Thursday, September 11, 2008

That fateful morning

At 8:48am, the phone rang and startled me from my sleep. We had returned from our honeymoon less than a week before that morning and since I wasn't teaching full-time, I had the privilege of sleeping in some days during the week.

Andy, from his desk, said, "Turn on the TV. You're going to want to see this. Tell me what you see. John said a plane crashed into the World Trade Center."

I'm a news hound so I like to be on top of the latest news developments. I walked out from our apartment bedroom and over to the television. I hadn't grabbed my glasses or contacts so I couldn't see very well. But standing just a few inches from the television, I couldn't have missed that sight and I'll never forget it. Andy's coworker, John, is a small aircraft pilot and it was initially thought that the plane that crashed was a small plane not unlike those that John flies. So we were concerned that a pilot may have made a catastrophic mistake. But as I stared at the amount of thick, black smoke, it quickly became obvious that it was a much larger craft that had smashed into that building.

As I explained it to Andy, he was relating what I was saying to his gathered co-workers, as they couldn't get access to any news websites because of the sheer volume of people trying to get information. I told Andy I'd call him back and we hung up.

I ran to our bedroom and grabbed my glasses because I was having a hard time believing my eyes. Just as I sat back down, the second plane approached and devastated the other tower. I immediately called Andy back and told him that another plane hit the other building--and I knew immediately that this was no accident. I screamed, "What's going on!!???!!" as if someone would hear me and answer.

Mesmerized, I couldn't move all morning. I called Andy to tell him that the first building had fallen and he said that everyone was heading down to the lobby to watch the two televisions tuned to CNN. He said that the lobby area was crammed full of people trying to get a glimpse of what was happening.

Shortly after the second building fell and the crash into the Pentagon, along with other reports of more hijacked planes and car bombs in Washington, the CEO of LexisNexis announced that they were closing for the day and everyone should go home to be with their families. What we didn't know at the time was that some employees of LexisNexis' parent company, Reed-Elsevier, had been killed during these horrific attacks.

Andy called to tell me that he was heading home (after stopping at Best Buy to purchase a new CD that had come out that morning----ugh). When he got there, I hugged him and was so thankful to have him home.

Together, we watched the day's developments and out the window of our third-story apartment, we watched the skies fall silent. We had always enjoyed our great view of downtown and of all of the planes flying in and out of Dayton airport as well as a smaller Moraine airport. For several days, we saw nothing flying and it made for an eerie feeling.

As 3pm approached, I waited for a call from Sylvan Learning Center where I was scheduled to teach that night but the call never came. So I showered, dressed, and left for work. As I drove the 5 miles to work, I encountered only 3 cars, as everyone was elsewhere, captivated by the terror of that day. When I arrived at work, we had only a few students show up and those who did come were picked up early. So it was a wasted few hours and I was happy to come home.

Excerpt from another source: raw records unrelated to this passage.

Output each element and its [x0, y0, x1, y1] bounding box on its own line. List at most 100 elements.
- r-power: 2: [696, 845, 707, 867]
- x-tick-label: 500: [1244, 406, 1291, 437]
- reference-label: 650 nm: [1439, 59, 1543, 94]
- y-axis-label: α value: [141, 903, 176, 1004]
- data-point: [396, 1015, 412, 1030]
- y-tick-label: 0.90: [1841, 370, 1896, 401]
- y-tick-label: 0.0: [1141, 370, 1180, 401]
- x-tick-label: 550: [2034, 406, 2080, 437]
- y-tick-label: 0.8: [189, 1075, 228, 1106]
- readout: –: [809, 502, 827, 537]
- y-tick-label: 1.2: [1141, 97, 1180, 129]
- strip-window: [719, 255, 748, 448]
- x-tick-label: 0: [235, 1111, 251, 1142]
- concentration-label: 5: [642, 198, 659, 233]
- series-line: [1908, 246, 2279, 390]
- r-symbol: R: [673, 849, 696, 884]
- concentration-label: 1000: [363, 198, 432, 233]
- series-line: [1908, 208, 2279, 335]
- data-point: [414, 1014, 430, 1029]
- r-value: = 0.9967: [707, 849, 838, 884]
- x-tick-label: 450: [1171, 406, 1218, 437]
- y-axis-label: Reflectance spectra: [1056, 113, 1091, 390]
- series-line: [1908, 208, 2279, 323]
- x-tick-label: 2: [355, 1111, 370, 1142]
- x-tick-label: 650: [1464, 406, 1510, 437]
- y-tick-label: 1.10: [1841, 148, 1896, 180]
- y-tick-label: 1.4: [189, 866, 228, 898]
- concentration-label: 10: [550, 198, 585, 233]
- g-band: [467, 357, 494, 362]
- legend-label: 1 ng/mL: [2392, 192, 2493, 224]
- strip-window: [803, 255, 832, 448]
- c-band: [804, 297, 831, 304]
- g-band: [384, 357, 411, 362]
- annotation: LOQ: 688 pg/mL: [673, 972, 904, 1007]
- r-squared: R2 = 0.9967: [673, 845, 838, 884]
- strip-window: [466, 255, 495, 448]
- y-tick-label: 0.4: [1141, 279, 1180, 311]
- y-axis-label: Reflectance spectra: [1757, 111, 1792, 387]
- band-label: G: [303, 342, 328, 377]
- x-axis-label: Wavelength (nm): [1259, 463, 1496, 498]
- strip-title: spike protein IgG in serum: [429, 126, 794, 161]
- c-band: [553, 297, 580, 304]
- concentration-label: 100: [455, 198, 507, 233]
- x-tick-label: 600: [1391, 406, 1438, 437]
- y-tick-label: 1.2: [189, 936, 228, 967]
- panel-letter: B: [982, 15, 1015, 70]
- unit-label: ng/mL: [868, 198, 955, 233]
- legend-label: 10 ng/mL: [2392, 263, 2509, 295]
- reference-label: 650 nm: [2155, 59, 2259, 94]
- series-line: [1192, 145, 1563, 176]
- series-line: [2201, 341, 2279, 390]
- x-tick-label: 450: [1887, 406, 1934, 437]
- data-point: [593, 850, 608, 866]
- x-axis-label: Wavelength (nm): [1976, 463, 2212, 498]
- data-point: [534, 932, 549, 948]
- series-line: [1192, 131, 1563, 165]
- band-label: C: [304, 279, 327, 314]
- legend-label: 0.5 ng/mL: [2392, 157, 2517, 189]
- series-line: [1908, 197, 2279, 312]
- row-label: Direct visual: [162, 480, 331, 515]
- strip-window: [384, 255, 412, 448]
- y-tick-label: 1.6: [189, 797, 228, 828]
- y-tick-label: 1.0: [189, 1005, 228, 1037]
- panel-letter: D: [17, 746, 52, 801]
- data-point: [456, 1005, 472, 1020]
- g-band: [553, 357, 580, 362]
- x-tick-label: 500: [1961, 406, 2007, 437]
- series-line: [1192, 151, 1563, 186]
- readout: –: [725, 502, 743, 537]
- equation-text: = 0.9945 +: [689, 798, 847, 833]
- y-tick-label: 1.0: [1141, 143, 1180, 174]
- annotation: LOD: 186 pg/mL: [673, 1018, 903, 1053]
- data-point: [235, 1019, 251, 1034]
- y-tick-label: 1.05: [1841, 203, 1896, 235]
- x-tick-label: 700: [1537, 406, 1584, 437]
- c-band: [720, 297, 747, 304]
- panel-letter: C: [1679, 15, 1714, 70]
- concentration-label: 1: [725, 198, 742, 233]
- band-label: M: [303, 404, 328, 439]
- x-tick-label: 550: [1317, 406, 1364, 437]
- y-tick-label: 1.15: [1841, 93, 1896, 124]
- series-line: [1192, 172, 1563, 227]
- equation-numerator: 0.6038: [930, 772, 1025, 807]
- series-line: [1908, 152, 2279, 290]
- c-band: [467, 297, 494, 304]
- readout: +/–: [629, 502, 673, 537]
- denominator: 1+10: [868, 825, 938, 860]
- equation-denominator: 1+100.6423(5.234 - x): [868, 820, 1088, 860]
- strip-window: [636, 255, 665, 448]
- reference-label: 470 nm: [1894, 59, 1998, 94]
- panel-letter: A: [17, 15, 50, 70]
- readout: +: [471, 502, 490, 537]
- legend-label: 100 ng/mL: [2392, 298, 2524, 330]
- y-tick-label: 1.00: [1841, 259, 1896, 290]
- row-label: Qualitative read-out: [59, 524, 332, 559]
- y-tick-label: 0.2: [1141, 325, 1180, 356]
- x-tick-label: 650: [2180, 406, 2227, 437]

I watched the rescue and recovery efforts over the next weeks and learned about the heroism and valor of seemingly "regular" folks. I was amazed by the hard work and dedication of citizens from all over the country. As I heard the stories of those who were missing and those who had miraculously survived, to say I was moved, touched, or inspired is complete inadequate.

We were so young in our marriage, so young in our lives, and so infantile in our understanding of true valor. Now, as the mother of two beautiful daughters and new baby on the way, as I watch the dedication of the Pentagon Memorial today, I am struck by a new magnitude of understanding. I'm so grateful that my children will simply read about that day in history books and through stories we will tell them. My heart breaks for the parents who, on that day, were sitting with and reassuring their children on those planes, watching the tragedy unfold on television, or received phone calls from children saying goodbye as they readied themselves to sacrifice their lives to prevent further destruction.

Our lives will never be the same. Our children's lives will never be the same. And our country will never be the same. I imagine that that's how the passengers of Flight 93 who fought against the evil of the hijackers would want it to be.

May God's grace comfort those families who suffered losses, those responders who sacrificed so much to save the lives of so many, and those who work tirelessly to prevent further destruction.

1 comment:

  1. When I sit and reflect on that day, I get very somber. I too, am glad my boys will only read about that in history books. Thanks for sharing your story of that day.